The ‘well-fitting’ model was determined based on both theoretical assumptions and the four criteria called as Akaike's information criterion (AIC), a corrected Akaike's information criterion (AICC), a Bayesian information criterion (BIC) and a log-likelihood test. Here the model with the lowest AIC or BIC value was considered to give the best fit. Since absenteeism was likely to be affected by a range of covariates, analysis of dummy variables were also introduced, including schooling month with January being the reference, county (A vs. B) and type of school (township, village schools vs. county schools). Both mixture equations of ZIP-RE and ZINB-RE assumed identical covariates, although this assumption is not absolutely necessary.

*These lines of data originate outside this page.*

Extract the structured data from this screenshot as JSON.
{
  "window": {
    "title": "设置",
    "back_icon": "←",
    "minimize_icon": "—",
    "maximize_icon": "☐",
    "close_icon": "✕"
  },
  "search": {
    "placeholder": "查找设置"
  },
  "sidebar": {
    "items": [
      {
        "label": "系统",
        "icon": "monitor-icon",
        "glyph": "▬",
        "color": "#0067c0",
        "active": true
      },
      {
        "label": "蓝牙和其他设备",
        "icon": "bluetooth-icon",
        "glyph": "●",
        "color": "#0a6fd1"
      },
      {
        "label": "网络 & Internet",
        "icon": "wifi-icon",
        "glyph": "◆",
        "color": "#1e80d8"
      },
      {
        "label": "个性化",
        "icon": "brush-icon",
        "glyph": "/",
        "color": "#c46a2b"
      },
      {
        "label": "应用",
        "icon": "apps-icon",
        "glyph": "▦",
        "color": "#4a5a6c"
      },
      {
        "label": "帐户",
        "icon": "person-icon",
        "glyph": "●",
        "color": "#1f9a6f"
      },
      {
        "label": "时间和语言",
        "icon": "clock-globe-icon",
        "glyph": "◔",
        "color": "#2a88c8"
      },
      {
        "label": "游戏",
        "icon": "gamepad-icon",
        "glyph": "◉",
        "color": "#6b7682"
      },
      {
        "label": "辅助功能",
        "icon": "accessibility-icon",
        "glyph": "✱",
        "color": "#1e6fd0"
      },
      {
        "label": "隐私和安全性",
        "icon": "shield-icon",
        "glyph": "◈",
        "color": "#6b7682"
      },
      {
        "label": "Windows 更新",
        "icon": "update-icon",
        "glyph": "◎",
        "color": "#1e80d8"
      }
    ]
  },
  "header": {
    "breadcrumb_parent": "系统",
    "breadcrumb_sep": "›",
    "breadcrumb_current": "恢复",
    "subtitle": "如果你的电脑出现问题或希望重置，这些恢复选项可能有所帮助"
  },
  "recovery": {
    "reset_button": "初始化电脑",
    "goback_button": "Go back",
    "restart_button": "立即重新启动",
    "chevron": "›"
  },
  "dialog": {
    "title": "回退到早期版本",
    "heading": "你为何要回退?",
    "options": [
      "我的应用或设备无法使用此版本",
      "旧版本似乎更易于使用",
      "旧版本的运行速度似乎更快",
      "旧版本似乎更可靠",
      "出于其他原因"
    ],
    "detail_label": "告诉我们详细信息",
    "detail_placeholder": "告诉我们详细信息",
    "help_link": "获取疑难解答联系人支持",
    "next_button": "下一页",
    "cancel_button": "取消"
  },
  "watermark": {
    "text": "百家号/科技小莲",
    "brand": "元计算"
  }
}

A ‘well-fitting’ model does not always mean a ‘meaningful’ model for application. In syndromic surveillance practices, a ‘meaningful’ aberration detection model is useful if it allows detection of the aberration and distinguishes a true outbreak signal from a large amount of data in a timely manner. Therefore, to demonstrate the performance of the early warning ability of the zero-inflated mixed effects model, we employed the Early Aberration Reporting System (EARS, http://www.bt.cdc.gov/surveillance/ears) [Reference Fang24–Reference Hagen26] to retrospectively compare the two-data series based on the real cluster events. All cluster events were detected and confirmed by the ISSC during the same period. The EARS system has three syndromic surveillance algorithms named as ‘C1’, ‘C2’ and ‘C3’, which require little or no prior data as a baseline. The baseline of C1 is the seven time points before the assessed time point. C2 is similar to C1 apart from a 2-day lag in the baseline definition. Both C1 and C2 can be considered Shewhart control charts and the thresholds are set at 3. C3 is quite different from the two other methods although it is based on C2. In C3, the expected value is based on the sum over three time points (the assessed time points and the two previous time points). The cumulative sum of the positive differences is similar to that of a CUSUM method. An alarm is raised if C3 exceeds 2.

All data analyses were performed using the NLMIXED procedure in the SASv9.3 (SAS Institute, Cary, North Carolina) and STATA (Version 14, StataCorp, College Station, Texas) software. EARS-3C was implemented using Microsoft Excel. All corresponding codes are available from the authors.